May 15, 2013

Graduate student researches impact of free periods on learning

When Amanda Jordan, who is earning her master’s in counseling this spring, needed a topic for her action research project, she drew on her role as a counseling intern at Grant High School for inspiration.

When Amanda Jordan, who is earning her master’s in counseling this spring, needed a topic for her action research project, she drew on her role as a counseling intern at Grant High School for inspiration.

“Kids I talked to told me they were missing class in order to hang out with their friends during free periods,” Jordan told the Portland Tribune. Jordan also observed students getting poor grades in easy subjects because they skipped class if it was on the same day as a free period.

The resulting research question: Does a high selection of free periods (three or more) impact school engagement for juniors and seniors at Grant High School?

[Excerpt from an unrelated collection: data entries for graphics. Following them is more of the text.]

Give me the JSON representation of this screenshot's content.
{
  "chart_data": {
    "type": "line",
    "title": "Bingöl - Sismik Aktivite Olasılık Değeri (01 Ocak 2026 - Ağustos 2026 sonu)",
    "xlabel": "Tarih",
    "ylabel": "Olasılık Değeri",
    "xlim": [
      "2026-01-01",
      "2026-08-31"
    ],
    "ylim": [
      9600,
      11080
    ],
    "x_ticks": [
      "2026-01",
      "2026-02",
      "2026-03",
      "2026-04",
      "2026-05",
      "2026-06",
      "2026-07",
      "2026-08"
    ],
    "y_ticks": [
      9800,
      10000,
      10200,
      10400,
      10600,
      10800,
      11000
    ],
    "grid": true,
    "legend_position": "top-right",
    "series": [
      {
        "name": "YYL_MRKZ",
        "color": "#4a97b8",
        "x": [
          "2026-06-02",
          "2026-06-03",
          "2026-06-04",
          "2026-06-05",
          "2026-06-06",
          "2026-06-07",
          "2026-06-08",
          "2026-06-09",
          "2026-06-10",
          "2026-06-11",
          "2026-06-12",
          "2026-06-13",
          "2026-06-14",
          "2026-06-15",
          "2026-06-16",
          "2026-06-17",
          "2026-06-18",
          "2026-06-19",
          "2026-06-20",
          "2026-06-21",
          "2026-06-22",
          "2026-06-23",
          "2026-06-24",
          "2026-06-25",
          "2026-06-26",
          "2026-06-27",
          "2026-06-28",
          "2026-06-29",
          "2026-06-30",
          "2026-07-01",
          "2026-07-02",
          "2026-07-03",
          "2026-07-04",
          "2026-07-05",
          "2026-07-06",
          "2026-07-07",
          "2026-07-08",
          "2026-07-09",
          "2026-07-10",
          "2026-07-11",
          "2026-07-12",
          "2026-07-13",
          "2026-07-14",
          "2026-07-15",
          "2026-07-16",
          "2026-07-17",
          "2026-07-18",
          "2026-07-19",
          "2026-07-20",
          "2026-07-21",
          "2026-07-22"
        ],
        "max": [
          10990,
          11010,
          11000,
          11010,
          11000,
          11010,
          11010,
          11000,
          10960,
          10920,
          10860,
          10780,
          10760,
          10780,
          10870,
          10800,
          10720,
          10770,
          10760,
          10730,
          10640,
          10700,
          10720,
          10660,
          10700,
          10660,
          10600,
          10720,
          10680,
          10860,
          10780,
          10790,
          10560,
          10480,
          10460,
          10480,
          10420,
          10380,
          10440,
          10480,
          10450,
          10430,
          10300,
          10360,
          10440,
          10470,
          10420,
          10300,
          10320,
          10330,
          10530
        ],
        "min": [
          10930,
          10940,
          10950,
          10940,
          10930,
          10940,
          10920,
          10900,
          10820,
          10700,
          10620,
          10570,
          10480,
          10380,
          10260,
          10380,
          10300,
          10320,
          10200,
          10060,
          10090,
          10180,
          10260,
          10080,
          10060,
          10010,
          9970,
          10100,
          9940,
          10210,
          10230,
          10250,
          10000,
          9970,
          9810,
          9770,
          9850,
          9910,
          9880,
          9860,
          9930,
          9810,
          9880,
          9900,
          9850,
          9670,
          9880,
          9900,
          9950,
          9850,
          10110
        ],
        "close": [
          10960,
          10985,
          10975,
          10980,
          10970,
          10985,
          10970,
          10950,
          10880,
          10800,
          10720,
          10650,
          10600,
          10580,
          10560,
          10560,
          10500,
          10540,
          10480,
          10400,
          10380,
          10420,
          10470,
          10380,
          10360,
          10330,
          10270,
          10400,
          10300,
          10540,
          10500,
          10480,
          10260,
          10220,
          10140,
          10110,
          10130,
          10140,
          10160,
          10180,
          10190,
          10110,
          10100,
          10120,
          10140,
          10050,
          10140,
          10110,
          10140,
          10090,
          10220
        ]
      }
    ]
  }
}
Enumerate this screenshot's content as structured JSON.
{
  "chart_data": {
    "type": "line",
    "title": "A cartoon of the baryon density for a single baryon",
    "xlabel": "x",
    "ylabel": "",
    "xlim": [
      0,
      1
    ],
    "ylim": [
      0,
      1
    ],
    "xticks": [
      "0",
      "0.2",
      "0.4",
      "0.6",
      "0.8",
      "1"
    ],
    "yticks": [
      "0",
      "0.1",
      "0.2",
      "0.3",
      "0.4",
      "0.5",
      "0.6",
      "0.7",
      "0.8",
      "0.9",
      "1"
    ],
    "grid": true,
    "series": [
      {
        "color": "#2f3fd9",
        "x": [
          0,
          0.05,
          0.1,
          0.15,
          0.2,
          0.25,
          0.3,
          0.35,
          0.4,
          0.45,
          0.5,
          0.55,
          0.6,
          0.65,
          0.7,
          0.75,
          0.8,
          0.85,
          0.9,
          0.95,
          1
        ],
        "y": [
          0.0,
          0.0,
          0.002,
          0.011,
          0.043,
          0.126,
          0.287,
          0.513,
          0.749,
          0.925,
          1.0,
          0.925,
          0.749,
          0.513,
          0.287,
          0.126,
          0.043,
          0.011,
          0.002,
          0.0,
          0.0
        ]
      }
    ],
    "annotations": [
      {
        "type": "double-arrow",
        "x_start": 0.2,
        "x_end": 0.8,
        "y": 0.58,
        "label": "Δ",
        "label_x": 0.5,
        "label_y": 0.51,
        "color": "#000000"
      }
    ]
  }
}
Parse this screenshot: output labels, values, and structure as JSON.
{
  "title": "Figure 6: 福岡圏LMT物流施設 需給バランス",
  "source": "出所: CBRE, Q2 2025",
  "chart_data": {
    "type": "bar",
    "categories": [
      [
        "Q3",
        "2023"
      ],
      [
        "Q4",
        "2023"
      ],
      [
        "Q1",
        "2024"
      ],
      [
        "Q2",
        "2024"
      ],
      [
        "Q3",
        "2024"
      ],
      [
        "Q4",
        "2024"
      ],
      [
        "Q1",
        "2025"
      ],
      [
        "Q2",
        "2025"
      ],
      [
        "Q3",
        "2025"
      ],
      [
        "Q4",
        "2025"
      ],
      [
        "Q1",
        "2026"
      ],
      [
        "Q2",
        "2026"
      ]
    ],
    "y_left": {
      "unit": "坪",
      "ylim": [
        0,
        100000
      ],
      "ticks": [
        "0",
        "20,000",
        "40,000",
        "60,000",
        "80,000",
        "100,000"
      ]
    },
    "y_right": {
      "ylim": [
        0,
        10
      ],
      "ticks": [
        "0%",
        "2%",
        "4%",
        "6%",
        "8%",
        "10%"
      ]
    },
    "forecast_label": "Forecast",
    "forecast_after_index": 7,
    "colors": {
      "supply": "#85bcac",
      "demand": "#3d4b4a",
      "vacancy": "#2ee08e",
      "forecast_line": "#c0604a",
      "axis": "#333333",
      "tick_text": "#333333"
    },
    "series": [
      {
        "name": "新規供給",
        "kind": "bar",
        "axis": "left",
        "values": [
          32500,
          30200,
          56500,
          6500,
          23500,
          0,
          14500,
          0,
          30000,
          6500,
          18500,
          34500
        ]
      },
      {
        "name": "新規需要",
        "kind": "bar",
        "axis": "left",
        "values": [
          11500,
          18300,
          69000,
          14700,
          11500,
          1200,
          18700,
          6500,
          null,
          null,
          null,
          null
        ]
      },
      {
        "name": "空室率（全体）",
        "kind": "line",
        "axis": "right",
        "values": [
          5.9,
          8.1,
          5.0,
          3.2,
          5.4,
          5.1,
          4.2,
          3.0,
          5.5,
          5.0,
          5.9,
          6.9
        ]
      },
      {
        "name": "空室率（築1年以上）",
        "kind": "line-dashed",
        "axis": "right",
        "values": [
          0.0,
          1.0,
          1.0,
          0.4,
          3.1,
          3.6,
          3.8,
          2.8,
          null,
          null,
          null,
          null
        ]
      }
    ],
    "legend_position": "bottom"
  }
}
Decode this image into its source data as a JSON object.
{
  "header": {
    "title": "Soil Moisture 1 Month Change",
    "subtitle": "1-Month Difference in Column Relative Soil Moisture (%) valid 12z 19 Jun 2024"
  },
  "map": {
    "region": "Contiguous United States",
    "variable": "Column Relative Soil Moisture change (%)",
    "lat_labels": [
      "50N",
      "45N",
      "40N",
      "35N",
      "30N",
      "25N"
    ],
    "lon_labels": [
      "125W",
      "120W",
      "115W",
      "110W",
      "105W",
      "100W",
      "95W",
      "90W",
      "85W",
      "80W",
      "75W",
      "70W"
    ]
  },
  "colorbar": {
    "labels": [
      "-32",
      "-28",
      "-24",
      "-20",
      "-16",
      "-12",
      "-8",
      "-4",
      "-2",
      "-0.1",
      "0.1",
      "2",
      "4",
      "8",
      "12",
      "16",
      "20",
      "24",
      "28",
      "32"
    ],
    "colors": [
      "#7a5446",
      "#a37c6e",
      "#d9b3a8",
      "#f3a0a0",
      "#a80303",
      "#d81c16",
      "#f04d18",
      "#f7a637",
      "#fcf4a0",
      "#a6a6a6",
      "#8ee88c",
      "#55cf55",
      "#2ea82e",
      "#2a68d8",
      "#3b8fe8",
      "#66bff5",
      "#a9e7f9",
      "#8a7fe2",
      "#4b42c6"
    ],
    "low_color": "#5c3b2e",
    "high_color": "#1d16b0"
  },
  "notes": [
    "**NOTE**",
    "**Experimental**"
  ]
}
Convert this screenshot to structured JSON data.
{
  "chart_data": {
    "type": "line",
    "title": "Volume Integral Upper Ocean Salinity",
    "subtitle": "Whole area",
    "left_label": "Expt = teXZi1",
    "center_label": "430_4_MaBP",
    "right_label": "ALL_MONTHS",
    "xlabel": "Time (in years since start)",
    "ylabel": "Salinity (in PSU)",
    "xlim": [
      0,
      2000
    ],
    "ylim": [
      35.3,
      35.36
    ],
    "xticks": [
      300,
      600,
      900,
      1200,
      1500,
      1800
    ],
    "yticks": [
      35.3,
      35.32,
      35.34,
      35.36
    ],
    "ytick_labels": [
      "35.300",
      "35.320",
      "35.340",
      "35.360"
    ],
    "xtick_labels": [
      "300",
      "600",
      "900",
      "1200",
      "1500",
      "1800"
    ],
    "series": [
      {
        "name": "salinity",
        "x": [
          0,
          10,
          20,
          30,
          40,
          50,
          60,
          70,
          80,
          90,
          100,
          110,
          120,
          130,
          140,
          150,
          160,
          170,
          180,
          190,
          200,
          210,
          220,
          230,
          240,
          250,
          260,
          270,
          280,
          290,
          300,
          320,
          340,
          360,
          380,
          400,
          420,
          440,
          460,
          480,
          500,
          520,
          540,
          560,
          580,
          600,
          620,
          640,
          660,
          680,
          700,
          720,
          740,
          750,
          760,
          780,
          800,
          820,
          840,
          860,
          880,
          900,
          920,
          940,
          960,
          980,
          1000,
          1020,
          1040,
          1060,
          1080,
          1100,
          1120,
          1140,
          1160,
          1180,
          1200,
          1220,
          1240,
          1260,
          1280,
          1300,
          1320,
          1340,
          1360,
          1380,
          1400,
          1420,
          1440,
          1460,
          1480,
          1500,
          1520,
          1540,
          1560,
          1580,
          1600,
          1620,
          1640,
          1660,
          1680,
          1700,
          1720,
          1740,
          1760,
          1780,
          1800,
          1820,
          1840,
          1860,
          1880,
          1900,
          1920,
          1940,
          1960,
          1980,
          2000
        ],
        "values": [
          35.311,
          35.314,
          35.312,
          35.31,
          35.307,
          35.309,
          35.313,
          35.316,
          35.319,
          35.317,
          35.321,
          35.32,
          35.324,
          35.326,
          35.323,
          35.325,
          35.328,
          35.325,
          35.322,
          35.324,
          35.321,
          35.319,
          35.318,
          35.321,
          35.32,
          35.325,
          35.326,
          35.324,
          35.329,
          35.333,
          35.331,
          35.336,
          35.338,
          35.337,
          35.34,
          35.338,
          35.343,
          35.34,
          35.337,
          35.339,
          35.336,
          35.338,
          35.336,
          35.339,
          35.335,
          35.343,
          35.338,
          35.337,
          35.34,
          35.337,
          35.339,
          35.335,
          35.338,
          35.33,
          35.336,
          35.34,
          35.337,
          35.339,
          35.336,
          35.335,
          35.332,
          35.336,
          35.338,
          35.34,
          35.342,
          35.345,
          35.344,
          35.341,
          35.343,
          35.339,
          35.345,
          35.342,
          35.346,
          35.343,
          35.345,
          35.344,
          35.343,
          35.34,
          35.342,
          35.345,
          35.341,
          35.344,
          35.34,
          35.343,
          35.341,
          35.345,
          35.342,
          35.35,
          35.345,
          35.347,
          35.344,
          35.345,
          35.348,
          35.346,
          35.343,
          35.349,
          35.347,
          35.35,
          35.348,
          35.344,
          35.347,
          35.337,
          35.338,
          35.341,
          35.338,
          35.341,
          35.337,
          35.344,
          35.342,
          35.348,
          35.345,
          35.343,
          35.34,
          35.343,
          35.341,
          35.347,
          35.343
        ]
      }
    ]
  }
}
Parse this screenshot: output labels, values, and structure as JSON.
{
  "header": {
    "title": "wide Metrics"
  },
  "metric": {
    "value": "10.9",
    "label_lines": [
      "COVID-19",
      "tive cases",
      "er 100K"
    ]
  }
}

Jordan’s semester-long study examined the attendance, behavior, performance, and attitudes of Grant’s 1,548 students, 57 percent of whom were taking a full course load of seven classes. Grant’s free periods are 75 or 90 minutes, Tuesday through Friday.

What Jordan found was that upperclass students with three or more free periods had more absences than those with fewer than three free periods. Juniors with three or more free periods saw a steeper decline in their grade point average than those with no free periods.

“There’s a strong correlation between the students’ decline and the free periods,” Jordan said. “I can’t say causation, but there are strong indicators.”